Fiamme fasciste, la fiamma nera. Il rogo del Narodni dom a Trieste,
premiato in Slovenia come il romanzo a fumetto dell'anno e pubblicato
da Qudu Libri racconta in modo efficace di cosa stiamo parlando. Padre e
figlio, uno disegnatore, l'altro storico, si son cimentati in un
percorso ad ostacoli non da poco e lo hanno superato in modo
convincente, narrando con semplicità quel fatto che ha segnato nella sua
complessità la svolta nel confine orientale italiano per il fascismo.

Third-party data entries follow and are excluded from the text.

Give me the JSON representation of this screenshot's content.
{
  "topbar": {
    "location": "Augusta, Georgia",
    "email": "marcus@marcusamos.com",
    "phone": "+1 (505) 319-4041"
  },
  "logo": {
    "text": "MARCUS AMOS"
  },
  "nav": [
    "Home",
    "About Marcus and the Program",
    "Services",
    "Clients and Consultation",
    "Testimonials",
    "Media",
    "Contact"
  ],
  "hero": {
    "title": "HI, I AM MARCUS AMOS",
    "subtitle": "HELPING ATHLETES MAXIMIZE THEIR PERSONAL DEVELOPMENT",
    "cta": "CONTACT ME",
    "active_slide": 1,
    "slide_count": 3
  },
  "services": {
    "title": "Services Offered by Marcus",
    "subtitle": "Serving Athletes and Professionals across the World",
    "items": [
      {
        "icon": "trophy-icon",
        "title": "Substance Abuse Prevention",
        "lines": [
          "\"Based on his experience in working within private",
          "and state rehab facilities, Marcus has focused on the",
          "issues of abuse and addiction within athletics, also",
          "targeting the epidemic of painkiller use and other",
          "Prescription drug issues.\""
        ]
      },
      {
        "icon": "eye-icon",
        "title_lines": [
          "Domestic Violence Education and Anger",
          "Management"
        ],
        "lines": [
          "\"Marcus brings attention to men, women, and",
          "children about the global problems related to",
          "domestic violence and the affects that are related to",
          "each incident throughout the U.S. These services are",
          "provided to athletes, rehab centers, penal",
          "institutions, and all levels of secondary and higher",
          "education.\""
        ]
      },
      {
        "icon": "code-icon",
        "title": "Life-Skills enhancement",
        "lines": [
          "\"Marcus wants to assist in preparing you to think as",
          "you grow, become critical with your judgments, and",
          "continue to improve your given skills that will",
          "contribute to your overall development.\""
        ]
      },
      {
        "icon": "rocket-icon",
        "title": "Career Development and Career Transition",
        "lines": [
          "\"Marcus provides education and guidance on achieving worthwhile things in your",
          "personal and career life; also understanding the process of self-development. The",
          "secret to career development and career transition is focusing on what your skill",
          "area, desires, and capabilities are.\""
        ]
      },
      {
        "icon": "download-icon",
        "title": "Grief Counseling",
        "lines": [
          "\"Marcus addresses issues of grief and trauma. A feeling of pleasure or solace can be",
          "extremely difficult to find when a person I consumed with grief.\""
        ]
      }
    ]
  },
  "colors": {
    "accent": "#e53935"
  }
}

C'è chi dice che destra e sinistra sono cose superate dal tempo, dalla
storia, ma la realtà continua a mostrare il suo volto più cinico e
crudele e violento. Squid Game, una tanto spettacolare, quanto
inquietante, serie su Netflix, che ha avuto un successo clamoroso, ne è
la vetrina di questa società spietata. Se l'ideologia di sinistra è
pressoché avvolta dalla nebbia, un mondo senza ideologia ha prodotto una
società senza più ideali, i fascisti sono sempre lì, impuniti, nel
Paese che non ha avuto la sua Norimberga, ma va detto che la Germania,
che la Norimberga invece l'ha avuta, il neonazismo sta dilagando
nell'Est del Paese in modo impressionante. Il fascismo si atteggia
sempre a modo suo. Sono inconfondibili, impossibile non vedere la
matrice di certi atti che questo autunno 2021 ha mostrato nuovamente al
mondo intero. Non basta più dire, perchè non si ripeta, ma bisogna
agire, applicando le leggi in modo rigoroso, fermo, ad esempio
sciogliendo tutte le formazioni politiche neofasciste. Manifestando
tolleranza zero verso quelle fantomatiche goliardie, che goliardie non
sono, che passano dai gadget del ventennio, al saluto romano, al
simbolismo del fascismo. Il fascismo sa mimetizzarsi, sa confondersi, sa
adattarsi, ma sempre fascismo è e sempre fascismo rimarrà.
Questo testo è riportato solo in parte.